Tuesday, May 17, 2011

Don't Think Twice, It's All Right


"Aspen! 1985!"

What?  Matty stops cold in his tracks, and when I looked over at him in that moment there was a flash across his face, in his eyes and the way he caught his breath.  Recollection?  Eh, maybe.  Intrepidation?  Perhaps.    He was dreamy-eyed nostalgic, and only for a second before he about-faced just in time for the bear hug greeting from a man with a small metal-framed pack on his back and a weathered guitar that he had dropped at his side.  He took a step back and held Matty at arm's length, with a smile on his face.  And when he smiled it was sincere and excitable, and his eyes looked wildly into Matty's eyes.  We saw the man was no more a man than we were, probably younger even.  But his eyes were sharp, quick and analyzing and eager.  Matt looked back at him ghastly, his eyebrows raised, his mouth agape.  "I was conceived in Aspen in '87," he breathed out in a way so that he sounded far away when he said it.

The boy with the wild eyes ticked his head to the side and his beaming smile faltered.  Monster and I looked at each other with the same awkward grit-toothed, silly face at the same time, then at Matt, then at the boy uneasily slinking backwards a half-step at a time.

And on queue, we all burst into laughter.  Me in my rainbow flannel and my puffy trench coat.  Monster dressed from head to toe in black and holding a rainbow umbrella.  Matty in his multi-colored neon skiing onesie.  And the boy in his grease-stained pants and tattered red woven button-down.  There was a blue-and-white-striped conductor's hat on his head and feathers in his hair and he asked if he could play us a song.  Well, of course he could.

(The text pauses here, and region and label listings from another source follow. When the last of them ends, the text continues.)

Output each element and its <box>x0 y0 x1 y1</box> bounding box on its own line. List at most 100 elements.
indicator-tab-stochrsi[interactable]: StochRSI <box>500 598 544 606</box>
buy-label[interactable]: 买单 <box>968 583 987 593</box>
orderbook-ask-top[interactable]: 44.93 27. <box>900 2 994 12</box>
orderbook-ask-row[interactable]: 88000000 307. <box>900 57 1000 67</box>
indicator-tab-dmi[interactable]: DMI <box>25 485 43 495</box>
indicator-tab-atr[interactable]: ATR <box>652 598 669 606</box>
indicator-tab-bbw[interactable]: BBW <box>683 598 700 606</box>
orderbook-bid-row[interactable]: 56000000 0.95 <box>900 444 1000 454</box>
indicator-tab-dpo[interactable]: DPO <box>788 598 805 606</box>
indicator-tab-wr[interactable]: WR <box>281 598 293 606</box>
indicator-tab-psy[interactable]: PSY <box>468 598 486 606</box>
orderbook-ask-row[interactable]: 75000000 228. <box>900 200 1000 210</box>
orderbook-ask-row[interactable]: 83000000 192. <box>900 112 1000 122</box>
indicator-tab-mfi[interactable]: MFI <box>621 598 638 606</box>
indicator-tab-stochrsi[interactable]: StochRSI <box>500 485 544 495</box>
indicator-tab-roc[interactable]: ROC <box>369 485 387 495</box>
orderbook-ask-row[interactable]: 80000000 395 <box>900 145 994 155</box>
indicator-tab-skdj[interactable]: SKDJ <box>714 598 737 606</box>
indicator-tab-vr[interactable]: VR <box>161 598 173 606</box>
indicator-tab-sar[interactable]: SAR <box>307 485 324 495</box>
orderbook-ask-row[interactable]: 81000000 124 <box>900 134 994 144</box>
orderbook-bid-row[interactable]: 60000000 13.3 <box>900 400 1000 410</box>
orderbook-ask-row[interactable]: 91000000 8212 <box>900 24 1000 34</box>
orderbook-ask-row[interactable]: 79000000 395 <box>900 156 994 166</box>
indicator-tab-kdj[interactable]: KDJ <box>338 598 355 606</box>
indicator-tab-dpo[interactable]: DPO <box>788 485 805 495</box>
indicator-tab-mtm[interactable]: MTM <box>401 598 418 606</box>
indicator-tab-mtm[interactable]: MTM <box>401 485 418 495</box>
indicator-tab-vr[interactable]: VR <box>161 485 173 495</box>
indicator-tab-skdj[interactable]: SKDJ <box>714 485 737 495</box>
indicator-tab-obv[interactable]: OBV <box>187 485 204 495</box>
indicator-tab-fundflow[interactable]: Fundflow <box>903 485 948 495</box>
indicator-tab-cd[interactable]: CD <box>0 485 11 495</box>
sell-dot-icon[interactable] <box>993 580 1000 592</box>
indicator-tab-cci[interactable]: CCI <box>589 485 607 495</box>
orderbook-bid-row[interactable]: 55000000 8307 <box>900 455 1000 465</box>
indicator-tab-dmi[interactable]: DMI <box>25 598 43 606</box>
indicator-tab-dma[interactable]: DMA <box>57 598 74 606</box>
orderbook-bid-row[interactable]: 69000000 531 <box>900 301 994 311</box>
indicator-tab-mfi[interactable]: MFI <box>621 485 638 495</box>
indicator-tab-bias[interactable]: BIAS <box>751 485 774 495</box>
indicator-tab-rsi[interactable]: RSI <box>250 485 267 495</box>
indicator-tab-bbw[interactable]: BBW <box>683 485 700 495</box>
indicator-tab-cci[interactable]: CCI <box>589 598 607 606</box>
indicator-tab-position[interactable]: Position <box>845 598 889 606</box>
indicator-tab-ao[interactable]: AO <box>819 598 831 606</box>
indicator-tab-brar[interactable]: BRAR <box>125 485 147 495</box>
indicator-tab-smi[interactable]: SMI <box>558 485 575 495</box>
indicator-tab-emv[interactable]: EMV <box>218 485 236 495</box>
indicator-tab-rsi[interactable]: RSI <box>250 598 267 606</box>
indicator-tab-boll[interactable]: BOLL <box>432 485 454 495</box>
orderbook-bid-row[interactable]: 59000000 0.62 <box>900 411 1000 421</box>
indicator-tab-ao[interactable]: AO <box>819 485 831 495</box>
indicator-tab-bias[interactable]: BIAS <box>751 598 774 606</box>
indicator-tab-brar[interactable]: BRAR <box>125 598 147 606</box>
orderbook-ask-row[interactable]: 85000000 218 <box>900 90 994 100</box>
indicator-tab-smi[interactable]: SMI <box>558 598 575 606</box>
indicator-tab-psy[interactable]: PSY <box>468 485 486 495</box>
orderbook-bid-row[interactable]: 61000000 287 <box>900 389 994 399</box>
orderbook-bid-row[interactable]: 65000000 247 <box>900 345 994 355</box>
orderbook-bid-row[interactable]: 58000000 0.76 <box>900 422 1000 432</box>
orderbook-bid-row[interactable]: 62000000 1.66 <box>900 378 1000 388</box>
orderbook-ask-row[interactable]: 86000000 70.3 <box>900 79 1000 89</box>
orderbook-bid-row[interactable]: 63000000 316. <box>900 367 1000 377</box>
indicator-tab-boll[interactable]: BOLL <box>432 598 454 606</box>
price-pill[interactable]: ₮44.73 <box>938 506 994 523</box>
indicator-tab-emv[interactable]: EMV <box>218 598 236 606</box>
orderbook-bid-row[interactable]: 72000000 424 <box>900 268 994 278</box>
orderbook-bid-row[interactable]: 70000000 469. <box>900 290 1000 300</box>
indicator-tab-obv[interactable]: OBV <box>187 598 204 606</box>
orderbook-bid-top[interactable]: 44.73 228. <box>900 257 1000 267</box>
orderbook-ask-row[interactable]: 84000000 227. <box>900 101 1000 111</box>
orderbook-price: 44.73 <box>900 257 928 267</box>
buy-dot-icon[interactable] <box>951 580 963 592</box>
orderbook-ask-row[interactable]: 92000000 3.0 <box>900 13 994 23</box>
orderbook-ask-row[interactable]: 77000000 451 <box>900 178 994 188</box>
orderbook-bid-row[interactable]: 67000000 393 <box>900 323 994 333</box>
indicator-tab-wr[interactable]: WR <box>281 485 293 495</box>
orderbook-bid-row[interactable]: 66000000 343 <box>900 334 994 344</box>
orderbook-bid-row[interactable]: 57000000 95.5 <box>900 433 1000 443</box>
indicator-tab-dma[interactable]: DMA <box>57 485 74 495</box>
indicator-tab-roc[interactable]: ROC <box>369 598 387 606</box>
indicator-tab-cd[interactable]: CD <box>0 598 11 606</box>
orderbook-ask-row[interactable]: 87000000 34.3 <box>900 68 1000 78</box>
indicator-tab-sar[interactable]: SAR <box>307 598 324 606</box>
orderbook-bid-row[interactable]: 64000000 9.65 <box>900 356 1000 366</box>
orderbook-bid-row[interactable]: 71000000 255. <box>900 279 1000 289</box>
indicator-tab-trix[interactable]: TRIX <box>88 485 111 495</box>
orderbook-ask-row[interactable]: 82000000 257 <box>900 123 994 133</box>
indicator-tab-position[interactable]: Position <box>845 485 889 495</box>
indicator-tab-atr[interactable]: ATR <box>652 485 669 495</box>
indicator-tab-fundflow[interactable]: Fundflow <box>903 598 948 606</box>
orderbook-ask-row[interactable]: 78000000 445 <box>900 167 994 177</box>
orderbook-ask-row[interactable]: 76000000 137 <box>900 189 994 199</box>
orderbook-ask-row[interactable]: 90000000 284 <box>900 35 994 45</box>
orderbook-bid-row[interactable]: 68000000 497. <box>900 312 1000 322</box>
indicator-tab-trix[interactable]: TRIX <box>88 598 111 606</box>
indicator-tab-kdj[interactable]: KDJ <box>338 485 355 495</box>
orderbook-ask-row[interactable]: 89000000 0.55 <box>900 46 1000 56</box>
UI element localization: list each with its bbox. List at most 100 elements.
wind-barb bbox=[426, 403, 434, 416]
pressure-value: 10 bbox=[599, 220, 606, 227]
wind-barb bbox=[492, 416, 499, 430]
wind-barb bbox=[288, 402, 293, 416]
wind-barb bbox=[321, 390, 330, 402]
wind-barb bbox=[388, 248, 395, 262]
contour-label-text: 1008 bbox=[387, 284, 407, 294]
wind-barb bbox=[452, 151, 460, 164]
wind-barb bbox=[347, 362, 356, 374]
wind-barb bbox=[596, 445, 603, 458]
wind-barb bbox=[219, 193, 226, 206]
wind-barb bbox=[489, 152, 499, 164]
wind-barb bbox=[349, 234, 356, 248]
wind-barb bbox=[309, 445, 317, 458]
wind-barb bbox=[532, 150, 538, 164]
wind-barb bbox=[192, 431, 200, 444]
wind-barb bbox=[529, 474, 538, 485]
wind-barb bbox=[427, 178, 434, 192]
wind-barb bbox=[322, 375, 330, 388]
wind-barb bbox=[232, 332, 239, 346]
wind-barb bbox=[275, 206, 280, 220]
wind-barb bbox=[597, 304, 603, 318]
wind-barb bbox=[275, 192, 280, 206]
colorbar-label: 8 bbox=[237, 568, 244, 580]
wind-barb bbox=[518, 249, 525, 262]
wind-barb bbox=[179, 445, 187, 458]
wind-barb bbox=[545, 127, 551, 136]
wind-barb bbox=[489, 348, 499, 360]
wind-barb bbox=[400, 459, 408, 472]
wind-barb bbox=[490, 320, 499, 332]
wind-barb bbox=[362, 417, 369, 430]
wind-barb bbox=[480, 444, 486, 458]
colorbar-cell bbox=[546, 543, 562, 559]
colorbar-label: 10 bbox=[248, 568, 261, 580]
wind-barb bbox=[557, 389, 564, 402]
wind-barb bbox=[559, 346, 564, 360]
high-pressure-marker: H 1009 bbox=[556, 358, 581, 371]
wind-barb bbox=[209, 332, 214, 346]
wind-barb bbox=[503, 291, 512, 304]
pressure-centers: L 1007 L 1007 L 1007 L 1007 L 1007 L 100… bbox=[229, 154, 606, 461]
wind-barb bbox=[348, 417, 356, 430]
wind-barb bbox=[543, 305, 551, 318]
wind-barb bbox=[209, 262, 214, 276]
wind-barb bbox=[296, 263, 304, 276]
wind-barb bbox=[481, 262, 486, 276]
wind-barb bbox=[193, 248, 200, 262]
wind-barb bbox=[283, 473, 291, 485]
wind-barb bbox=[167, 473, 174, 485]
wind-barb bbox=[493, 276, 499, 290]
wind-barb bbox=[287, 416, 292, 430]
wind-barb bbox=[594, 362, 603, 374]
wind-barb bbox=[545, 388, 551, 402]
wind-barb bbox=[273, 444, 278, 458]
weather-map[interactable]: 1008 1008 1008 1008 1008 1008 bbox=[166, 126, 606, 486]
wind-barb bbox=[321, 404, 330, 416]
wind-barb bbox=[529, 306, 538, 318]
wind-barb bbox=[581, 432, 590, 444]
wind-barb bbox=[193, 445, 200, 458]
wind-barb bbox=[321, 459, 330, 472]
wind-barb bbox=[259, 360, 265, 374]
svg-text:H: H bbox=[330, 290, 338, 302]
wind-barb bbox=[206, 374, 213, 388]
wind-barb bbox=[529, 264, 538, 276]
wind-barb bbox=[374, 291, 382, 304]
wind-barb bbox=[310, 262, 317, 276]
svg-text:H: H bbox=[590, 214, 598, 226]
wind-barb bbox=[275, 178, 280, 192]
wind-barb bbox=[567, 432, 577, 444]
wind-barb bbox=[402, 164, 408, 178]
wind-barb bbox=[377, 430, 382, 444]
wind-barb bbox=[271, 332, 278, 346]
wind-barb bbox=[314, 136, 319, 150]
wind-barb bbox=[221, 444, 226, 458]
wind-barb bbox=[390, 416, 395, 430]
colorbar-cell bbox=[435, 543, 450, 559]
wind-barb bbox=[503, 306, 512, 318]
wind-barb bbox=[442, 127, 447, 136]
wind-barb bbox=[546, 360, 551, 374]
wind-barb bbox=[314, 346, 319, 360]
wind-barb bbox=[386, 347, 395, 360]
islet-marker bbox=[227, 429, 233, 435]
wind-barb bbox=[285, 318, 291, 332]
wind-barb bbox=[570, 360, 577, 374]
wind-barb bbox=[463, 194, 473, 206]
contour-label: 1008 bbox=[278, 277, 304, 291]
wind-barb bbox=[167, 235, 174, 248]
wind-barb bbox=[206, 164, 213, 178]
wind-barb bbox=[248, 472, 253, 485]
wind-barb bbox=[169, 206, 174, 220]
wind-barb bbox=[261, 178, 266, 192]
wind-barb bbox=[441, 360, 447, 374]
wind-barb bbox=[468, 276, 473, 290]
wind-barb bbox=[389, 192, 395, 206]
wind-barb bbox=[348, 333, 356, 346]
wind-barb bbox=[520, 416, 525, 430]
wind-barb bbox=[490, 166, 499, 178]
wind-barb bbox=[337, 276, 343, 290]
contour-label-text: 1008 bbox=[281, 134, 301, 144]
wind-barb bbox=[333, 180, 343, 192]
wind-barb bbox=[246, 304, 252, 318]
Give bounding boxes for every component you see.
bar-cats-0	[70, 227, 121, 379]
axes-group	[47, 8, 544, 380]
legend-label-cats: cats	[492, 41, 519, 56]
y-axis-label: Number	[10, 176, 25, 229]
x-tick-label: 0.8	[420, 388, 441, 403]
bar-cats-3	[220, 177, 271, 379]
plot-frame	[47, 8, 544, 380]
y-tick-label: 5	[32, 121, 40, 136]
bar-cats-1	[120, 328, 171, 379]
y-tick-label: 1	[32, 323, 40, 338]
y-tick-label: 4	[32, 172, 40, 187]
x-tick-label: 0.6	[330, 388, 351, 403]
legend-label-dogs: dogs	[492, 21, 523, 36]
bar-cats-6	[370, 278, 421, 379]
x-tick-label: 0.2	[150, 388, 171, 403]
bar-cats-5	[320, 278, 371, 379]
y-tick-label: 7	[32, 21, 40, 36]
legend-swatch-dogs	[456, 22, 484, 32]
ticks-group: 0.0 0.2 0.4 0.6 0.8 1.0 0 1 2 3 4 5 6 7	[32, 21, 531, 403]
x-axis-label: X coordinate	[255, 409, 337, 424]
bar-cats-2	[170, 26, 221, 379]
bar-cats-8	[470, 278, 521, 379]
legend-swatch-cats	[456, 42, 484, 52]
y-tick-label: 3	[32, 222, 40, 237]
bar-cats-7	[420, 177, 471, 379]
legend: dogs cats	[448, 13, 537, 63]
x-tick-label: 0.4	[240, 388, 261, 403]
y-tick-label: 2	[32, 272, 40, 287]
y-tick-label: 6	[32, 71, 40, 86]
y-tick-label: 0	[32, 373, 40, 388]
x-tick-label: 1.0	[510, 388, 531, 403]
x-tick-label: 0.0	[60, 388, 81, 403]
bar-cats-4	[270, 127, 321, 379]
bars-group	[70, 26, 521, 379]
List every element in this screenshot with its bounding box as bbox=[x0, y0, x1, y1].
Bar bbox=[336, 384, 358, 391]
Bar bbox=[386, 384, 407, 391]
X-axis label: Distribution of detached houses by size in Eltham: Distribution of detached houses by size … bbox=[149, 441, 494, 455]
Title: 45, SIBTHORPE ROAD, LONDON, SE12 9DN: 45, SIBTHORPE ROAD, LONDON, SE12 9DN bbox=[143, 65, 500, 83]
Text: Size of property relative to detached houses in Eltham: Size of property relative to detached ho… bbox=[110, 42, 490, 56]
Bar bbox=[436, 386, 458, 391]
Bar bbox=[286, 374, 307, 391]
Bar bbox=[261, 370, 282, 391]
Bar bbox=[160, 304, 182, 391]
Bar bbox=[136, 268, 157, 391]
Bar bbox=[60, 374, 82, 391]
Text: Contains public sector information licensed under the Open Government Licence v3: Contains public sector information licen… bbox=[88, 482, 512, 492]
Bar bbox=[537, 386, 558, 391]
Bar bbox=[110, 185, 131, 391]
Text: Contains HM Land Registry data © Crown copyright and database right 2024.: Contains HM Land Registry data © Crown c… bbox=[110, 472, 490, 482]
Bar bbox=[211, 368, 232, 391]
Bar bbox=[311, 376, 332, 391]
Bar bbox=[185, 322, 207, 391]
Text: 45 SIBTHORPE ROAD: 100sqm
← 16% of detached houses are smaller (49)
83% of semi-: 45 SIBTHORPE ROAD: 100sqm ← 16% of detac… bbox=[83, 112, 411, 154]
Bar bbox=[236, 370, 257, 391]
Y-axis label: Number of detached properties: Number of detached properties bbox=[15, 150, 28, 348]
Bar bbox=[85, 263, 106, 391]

So he opened his guitar case, pulled out a beat-up six-string with a stained-wood face and played Don't Think Twice, It's All Right.  His fingers pressed down hard on the neck and they plucked with a twang from the five metal picks on his strummin' hand.  It flowed out like honey to the ears, so rich and sweet that when I closed my eyes it could've been Bob Dylan himself playing his guitar there next to me in the woods by Porter Meadow with the rain misting down all around us.  But it Bob wasn't singing.  It was someone else, someone with a voice that cut loud and sharp through the woods, and a soft southern quiver that rose up and faded away, and entranced you so that your skin tickled with shivers and your breath got caught in your throat as your chest tightened in jubilant awe at the sheer beauty of it.  And when the song concluded and he looked around, he noticed that we were all hanging blissfully onto his every word.  And it was not just us, Matty, Monster, and me.  By now, others had gathered around the young troubadour, dazed, confused, and intrigued.  He was the pied piper.  He said his name was Roy Pilgrim.  And then he played another song.

Then he played another and we were all caught under his spell.  Matt offered him a lemon brah.  He kindly declined.  Some other one offered him a beer.  It wasn't for him.  And he kept playing.  "Say, if any one a y'all wants to grab my guitar case, why, we could take this show on the road!" I happily obliged him, and no sooner had I done so, than Mr. Roy Pilgrim took to trotting on up through the meadow at a meandering little bounce-step, and like dandelion seeds we swayed by behind him.  In the haze, I remember running ahead of him and looking back from up on the hill.  He looked back up at me, smiling through the singing, and there was the purest, most primal sense of joy on his face.  He had a flock behind him.